Die Koalition streitet seit Wochen über den Bundeshaushalt 2024; der für Mitte März geplante Beschluss der zentralen Eckwerte wurde auf unbestimmte Zeit verschoben. Mehrere Ministerinnen und Minister, darunter Paus, fordern deutlich höhere Budgets für ihre Ressorts. Bundesfinanzminister Christian Lindner (FDP) hat aber einen sehr engen Spielraum, weil er die Schuldenbremse einhalten will und Steuererhöhungen ablehnt.

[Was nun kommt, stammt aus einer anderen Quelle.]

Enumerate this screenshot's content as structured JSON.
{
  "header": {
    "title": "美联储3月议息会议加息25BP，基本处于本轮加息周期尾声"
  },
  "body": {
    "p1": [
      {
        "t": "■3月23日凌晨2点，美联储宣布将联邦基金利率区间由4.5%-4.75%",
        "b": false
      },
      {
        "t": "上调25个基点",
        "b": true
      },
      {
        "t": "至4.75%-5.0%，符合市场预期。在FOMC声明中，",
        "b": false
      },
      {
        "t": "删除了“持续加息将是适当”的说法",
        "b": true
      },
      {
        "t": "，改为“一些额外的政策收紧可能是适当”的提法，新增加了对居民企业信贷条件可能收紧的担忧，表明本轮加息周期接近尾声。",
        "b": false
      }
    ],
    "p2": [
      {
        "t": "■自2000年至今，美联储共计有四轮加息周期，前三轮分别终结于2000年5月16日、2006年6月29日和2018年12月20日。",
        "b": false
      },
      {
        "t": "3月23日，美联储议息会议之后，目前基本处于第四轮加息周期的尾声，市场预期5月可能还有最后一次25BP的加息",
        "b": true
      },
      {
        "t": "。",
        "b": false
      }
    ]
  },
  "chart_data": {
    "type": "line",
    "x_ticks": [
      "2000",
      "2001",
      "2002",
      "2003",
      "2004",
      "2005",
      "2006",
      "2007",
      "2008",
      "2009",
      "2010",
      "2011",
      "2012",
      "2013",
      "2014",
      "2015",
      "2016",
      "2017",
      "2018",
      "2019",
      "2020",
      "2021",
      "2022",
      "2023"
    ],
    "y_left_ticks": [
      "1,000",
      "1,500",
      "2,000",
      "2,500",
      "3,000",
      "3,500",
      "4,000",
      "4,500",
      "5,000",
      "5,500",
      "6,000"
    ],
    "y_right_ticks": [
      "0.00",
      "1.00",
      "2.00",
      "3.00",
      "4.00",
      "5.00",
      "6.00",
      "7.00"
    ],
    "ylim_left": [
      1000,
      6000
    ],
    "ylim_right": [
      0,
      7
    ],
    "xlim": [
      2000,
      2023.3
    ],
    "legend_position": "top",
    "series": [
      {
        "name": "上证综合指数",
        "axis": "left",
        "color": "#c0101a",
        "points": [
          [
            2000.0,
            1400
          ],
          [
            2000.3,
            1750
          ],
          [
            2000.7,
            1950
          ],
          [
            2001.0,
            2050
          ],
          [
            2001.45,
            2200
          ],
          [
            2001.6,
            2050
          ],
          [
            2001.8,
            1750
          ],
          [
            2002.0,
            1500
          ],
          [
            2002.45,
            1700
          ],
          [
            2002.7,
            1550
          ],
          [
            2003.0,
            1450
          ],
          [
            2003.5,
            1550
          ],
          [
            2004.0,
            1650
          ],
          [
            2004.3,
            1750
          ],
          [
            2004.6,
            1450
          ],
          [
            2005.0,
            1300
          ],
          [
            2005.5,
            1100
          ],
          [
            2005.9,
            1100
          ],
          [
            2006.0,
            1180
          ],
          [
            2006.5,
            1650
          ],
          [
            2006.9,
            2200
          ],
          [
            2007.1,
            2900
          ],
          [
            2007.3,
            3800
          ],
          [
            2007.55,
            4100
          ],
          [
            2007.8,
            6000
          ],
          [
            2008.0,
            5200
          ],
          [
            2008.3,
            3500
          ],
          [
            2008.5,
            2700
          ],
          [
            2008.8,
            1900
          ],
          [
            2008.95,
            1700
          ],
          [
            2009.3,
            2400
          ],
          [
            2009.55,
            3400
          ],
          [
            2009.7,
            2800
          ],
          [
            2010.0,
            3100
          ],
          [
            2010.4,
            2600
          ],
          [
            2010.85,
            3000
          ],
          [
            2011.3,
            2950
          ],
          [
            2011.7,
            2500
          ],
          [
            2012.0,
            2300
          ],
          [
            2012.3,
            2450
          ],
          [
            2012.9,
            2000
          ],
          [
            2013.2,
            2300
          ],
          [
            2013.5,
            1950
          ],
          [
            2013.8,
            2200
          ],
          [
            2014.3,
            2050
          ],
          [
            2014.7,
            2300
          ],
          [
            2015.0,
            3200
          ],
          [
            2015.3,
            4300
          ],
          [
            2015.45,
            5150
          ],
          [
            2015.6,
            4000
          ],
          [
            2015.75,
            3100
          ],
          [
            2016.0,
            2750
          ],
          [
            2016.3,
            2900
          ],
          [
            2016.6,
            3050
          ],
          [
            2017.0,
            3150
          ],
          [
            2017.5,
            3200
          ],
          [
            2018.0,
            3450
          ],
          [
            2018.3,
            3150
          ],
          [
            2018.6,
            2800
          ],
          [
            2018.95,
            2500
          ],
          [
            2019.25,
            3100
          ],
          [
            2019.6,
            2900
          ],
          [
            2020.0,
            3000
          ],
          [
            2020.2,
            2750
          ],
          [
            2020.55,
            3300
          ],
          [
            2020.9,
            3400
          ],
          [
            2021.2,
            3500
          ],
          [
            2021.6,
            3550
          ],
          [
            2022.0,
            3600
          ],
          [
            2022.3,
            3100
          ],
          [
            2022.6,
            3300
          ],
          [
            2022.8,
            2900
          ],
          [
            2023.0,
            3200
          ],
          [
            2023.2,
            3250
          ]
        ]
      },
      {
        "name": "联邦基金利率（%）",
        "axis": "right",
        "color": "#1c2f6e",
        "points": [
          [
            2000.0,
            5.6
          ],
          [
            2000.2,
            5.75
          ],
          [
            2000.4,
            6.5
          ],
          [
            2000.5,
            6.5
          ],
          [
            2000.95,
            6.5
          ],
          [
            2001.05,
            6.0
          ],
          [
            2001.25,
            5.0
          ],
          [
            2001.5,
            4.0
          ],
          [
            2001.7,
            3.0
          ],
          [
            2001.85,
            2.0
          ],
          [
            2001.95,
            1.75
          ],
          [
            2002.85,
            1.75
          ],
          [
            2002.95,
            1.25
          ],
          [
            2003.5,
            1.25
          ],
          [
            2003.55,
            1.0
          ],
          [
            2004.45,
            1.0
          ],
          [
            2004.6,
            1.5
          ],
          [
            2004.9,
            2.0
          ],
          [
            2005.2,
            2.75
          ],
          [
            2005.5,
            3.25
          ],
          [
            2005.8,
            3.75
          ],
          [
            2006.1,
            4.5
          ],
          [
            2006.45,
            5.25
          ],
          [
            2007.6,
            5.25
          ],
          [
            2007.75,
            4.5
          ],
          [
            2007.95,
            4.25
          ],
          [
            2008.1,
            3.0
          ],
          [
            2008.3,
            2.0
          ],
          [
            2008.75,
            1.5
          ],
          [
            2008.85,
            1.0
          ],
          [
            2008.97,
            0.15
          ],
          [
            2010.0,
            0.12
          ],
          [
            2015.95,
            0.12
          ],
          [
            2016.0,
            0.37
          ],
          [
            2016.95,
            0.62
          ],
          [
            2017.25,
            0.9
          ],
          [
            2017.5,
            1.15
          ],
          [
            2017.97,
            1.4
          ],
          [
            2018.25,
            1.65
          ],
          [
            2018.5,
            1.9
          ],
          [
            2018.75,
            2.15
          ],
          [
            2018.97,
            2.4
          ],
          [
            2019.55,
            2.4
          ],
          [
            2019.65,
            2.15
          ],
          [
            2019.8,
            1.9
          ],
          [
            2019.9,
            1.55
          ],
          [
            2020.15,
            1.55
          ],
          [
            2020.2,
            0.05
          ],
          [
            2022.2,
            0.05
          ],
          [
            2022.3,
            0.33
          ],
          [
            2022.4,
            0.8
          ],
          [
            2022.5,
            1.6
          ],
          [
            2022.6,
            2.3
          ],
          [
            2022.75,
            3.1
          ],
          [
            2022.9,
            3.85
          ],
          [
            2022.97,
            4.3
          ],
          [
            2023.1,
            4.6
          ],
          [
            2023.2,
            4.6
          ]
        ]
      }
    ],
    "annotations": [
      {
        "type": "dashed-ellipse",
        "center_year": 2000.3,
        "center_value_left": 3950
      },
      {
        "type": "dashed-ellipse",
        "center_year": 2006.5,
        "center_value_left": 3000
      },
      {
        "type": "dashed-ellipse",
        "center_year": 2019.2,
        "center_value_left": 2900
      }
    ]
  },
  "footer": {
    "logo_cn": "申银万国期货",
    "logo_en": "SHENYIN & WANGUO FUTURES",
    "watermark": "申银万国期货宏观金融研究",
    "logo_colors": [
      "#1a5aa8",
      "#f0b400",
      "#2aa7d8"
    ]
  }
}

Zu den Kosten der geplanten Kindergrundsicherung sagte Paus, ein Großteil des Geldes werde schon "für den Inflationsausgleich und die höhere Inanspruchnahme" gebraucht. Sie wolle aber "endlich eine Trendwende einleiten". Die Kindergrundsicherung sei "ein Paradigmenwechsel, nicht nur technisch, sondern möglichst auch mit einer deutlich spürbaren Erhöhung der Leistungen für Kinder in ärmeren Familien".
Paus schlug vor, zur teilweisen Finanzierung des Projekts die Kinderfreibeträge in der Einkommensteuer abzusenken. "Es ist absurd, dass wohlhabende Familien über die Kinderfreibeträge deutlich stärker entlastet werden als ärmere Familien, die nur das Kindergeld erhalten", sagte sie der Zeitung.
Bundestagspräsidentin Bas sagte zum Haushaltsstreit den Zeitungen der Funke Mediengruppe, es sei richtig, "dass das Geld nicht mit vollen Händen ausgegeben wird". Gleichzeitig müsse aber auch "die Verteilung der Vermögen in Deutschland" in den Blick genommen werden. "Wenn wir keine neuen Schulden machen wollen, bleibt die Frage: Wie gehen wir mit Vermögenden um, kann man nicht auch eine andere Steuerpolitik machen?"
Eine Vermögensabgabe für besonders reiche Menschen könne ein Weg sein, "ohne neue Schulden für zukünftige Generationen die Menschen heute entlasten zu können, um unser Bildungssystem zu stärken oder in unsere Infrastruktur zu investieren", sagte Bas. Dies gelte, auch wenn Lindner das "nicht hören möchte".
SPD-Chef Lars Klingbeil forderte das Kabinett auf, sich zu einigen. "Als Parteivorsitzender bin ich an den Haushaltsverhandlungen der Regierung nicht beteiligt. Als Parteivorsitzender erwarte ich aber, dass die Ziele des Koalitionsvertrages mithilfe einer seriösen Haushaltspolitik umgesetzt werden", sagte er der "Welt am Sonntag" laut Vorabmeldung vom Samstag.
Wichtig sei ihm, "dass die Ziele des Koalitionsvertrages, Deutschland zu modernisieren, eingehalten werden, um den Reformstau der letzten Jahre aufzulösen", sagte der SPD-Chef. "Für mich geht es dabei vor allem um drei Bereiche: neue ökonomische Stärke, Sicherheit für unser Land und den gesellschaftlichen Zusammenhalt." Diese Ziele seien in schwieriger Haushaltslage "keineswegs obsolet, sondern sogar dringlicher" geworden.
"Falls die Regierung keine gute Lösung hinbekommt, hätte ich durchaus noch ein paar Vorschläge zur Haushaltspolitik", fügte Klingbeil hinzu. "Die mache ich dann gerne auch öffentlich."